Carriers are still facing a tight squeeze on their cash, with over 50 percent saying their receivables are up
, according to Transport Capital Partners' fourth quarter Business Expectation Survey.

"The numbers are about the same as our survey six months ago, with the greatest pressure on large carriers (with over $25 million in revenues)," said Richard Mikes, a managing partner of TCP. "Almost 60 percent reported this trend."

TCP also reported less use of brokers, with 59 percent of larger carriers using less broker freight, while 49 percent of small carriers are doing so. According to Mikes, smaller carriers, which have fewer options, end up relying more on brokers.

"The number of carriers using brokers has dropped dramatically from two quarters ago, with only 40 percent saying they are using more broker freight, compared to 65 percent in February," said Lana Batts, a managing partner at TCP.

"The cash pressure is reflected in only 80.2 percent of carriers, who report they are current on equipment payments, and an additional 11 percent that have had lenders modify payments," Batts said. "Six months earlier 90 percent were current and 4 percent were current after modifications."
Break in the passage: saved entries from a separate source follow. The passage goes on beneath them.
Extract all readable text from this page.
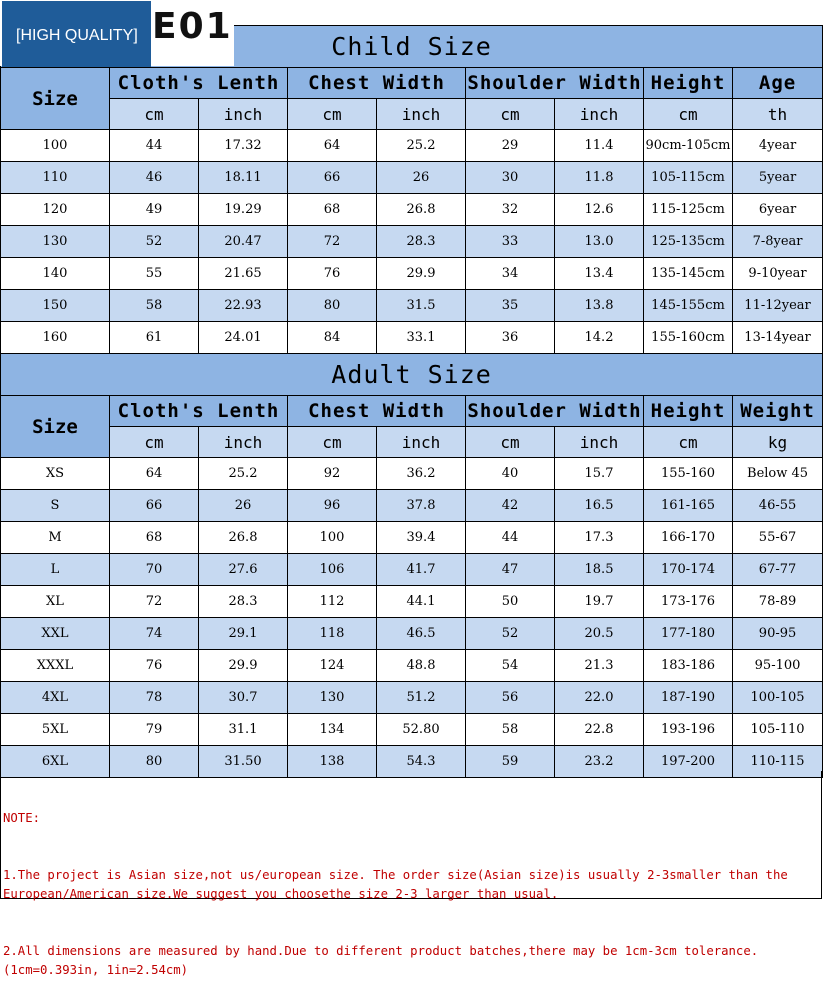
[HIGH QUALITY] E01	Child Size								
Size	Cloth's Lenth		Chest Width		Shoulder Width		Height	Age
	cm	inch	cm	inch	cm	inch	cm	th
100	44	17.32	64	25.2	29	11.4	90cm-105cm	4year
110	46	18.11	66	26	30	11.8	105-115cm	5year
120	49	19.29	68	26.8	32	12.6	115-125cm	6year
130	52	20.47	72	28.3	33	13.0	125-135cm	7-8year
140	55	21.65	76	29.9	34	13.4	135-145cm	9-10year
150	58	22.93	80	31.5	35	13.8	145-155cm	11-12year
160	61	24.01	84	33.1	36	14.2	155-160cm	13-14year
Adult Size								
Size	Cloth's Lenth		Chest Width		Shoulder Width		Height	Weight
	cm	inch	cm	inch	cm	inch	cm	kg
XS	64	25.2	92	36.2	40	15.7	155-160	Below 45
S	66	26	96	37.8	42	16.5	161-165	46-55
M	68	26.8	100	39.4	44	17.3	166-170	55-67
L	70	27.6	106	41.7	47	18.5	170-174	67-77
XL	72	28.3	112	44.1	50	19.7	173-176	78-89
XXL	74	29.1	118	46.5	52	20.5	177-180	90-95
XXXL	76	29.9	124	48.8	54	21.3	183-186	95-100
4XL	78	30.7	130	51.2	56	22.0	187-190	100-105
5XL	79	31.1	134	52.80	58	22.8	193-196	105-110
6XL	80	31.50	138	54.3	59	23.2	197-200	110-115

NOTE:

1.The project is Asian size,not us/european size. The order size(Asian size)is usually 2-3smaller than the European/American size.We suggest you choosethe size 2-3 larger than usual.

2.All dimensions are measured by hand.Due to different product batches,there may be 1cm-3cm tolerance.(1cm=0.393in, 1in=2.54cm)
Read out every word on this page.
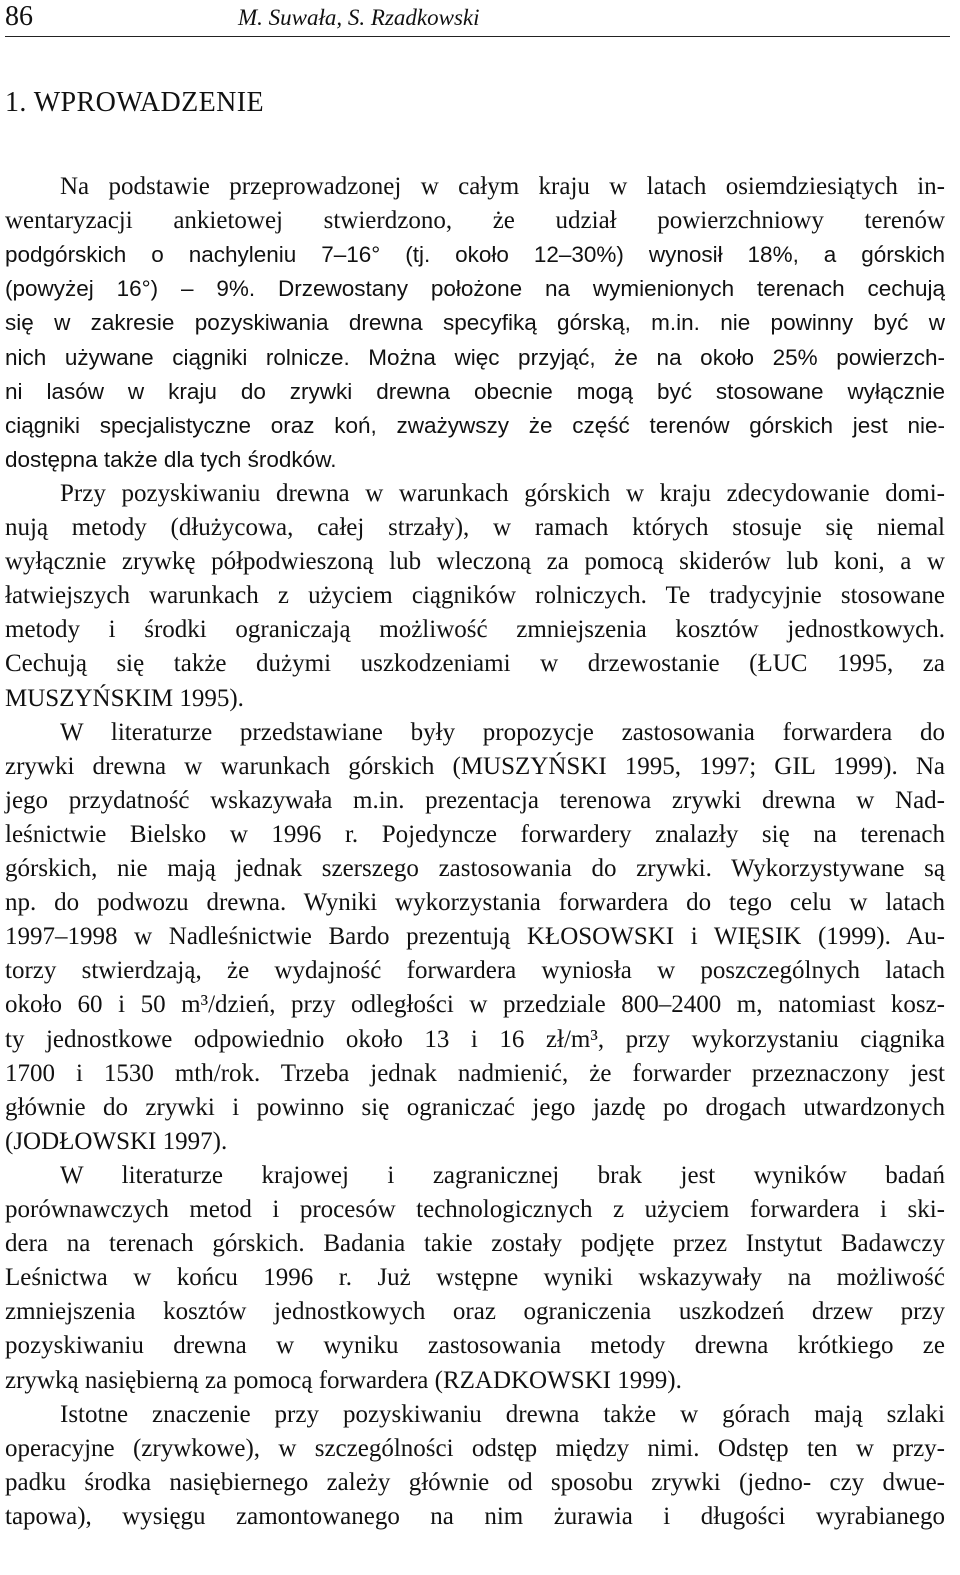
86	M. Suwała, S. Rzadkowski
1. WPROWADZENIE
Na podstawie przeprowadzonej w całym kraju w latach osiemdziesiątych in-
wentaryzacji ankietowej stwierdzono, że udział powierzchniowy terenów
podgórskich o nachyleniu 7–16° (tj. około 12–30%) wynosił 18%, a górskich
(powyżej 16°) – 9%. Drzewostany położone na wymienionych terenach cechują
się w zakresie pozyskiwania drewna specyfiką górską, m.in. nie powinny być w
nich używane ciągniki rolnicze. Można więc przyjąć, że na około 25% powierzch-
ni lasów w kraju do zrywki drewna obecnie mogą być stosowane wyłącznie
ciągniki specjalistyczne oraz koń, zważywszy że część terenów górskich jest nie-
dostępna także dla tych środków.
Przy pozyskiwaniu drewna w warunkach górskich w kraju zdecydowanie domi-
nują metody (dłużycowa, całej strzały), w ramach których stosuje się niemal
wyłącznie zrywkę półpodwieszoną lub wleczoną za pomocą skiderów lub koni, a w
łatwiejszych warunkach z użyciem ciągników rolniczych. Te tradycyjnie stosowane
metody i środki ograniczają możliwość zmniejszenia kosztów jednostkowych.
Cechują się także dużymi uszkodzeniami w drzewostanie (ŁUC 1995, za
MUSZYŃSKIM 1995).
W literaturze przedstawiane były propozycje zastosowania forwardera do
zrywki drewna w warunkach górskich (MUSZYŃSKI 1995, 1997; GIL 1999). Na
jego przydatność wskazywała m.in. prezentacja terenowa zrywki drewna w Nad-
leśnictwie Bielsko w 1996 r. Pojedyncze forwardery znalazły się na terenach
górskich, nie mają jednak szerszego zastosowania do zrywki. Wykorzystywane są
np. do podwozu drewna. Wyniki wykorzystania forwardera do tego celu w latach
1997–1998 w Nadleśnictwie Bardo prezentują KŁOSOWSKI i WIĘSIK (1999). Au-
torzy stwierdzają, że wydajność forwardera wyniosła w poszczególnych latach
około 60 i 50 m³/dzień, przy odległości w przedziale 800–2400 m, natomiast kosz-
ty jednostkowe odpowiednio około 13 i 16 zł/m³, przy wykorzystaniu ciągnika
1700 i 1530 mth/rok. Trzeba jednak nadmienić, że forwarder przeznaczony jest
głównie do zrywki i powinno się ograniczać jego jazdę po drogach utwardzonych
(JODŁOWSKI 1997).
W literaturze krajowej i zagranicznej brak jest wyników badań
porównawczych metod i procesów technologicznych z użyciem forwardera i ski-
dera na terenach górskich. Badania takie zostały podjęte przez Instytut Badawczy
Leśnictwa w końcu 1996 r. Już wstępne wyniki wskazywały na możliwość
zmniejszenia kosztów jednostkowych oraz ograniczenia uszkodzeń drzew przy
pozyskiwaniu drewna w wyniku zastosowania metody drewna krótkiego ze
zrywką nasiębierną za pomocą forwardera (RZADKOWSKI 1999).
Istotne znaczenie przy pozyskiwaniu drewna także w górach mają szlaki
operacyjne (zrywkowe), w szczególności odstęp między nimi. Odstęp ten w przy-
padku środka nasiębiernego zależy głównie od sposobu zrywki (jedno- czy dwue-
tapowa), wysięgu zamontowanego na nim żurawia i długości wyrabianego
In addition, some carriers said they were making some adjustments in their type of business, but two-thirds are sticking to the same in type of haul, type of equipment and commodity.

The good news is that in comparison to February, about half as many carriers are considering leaving the industry.

"The bottom line is that one in eight carriers have given serious consideration to leaving the industry if tonnage does not increase in the next six months, with 1 in 4.5 carriers under $25 million in revenue considering it," Mikes said.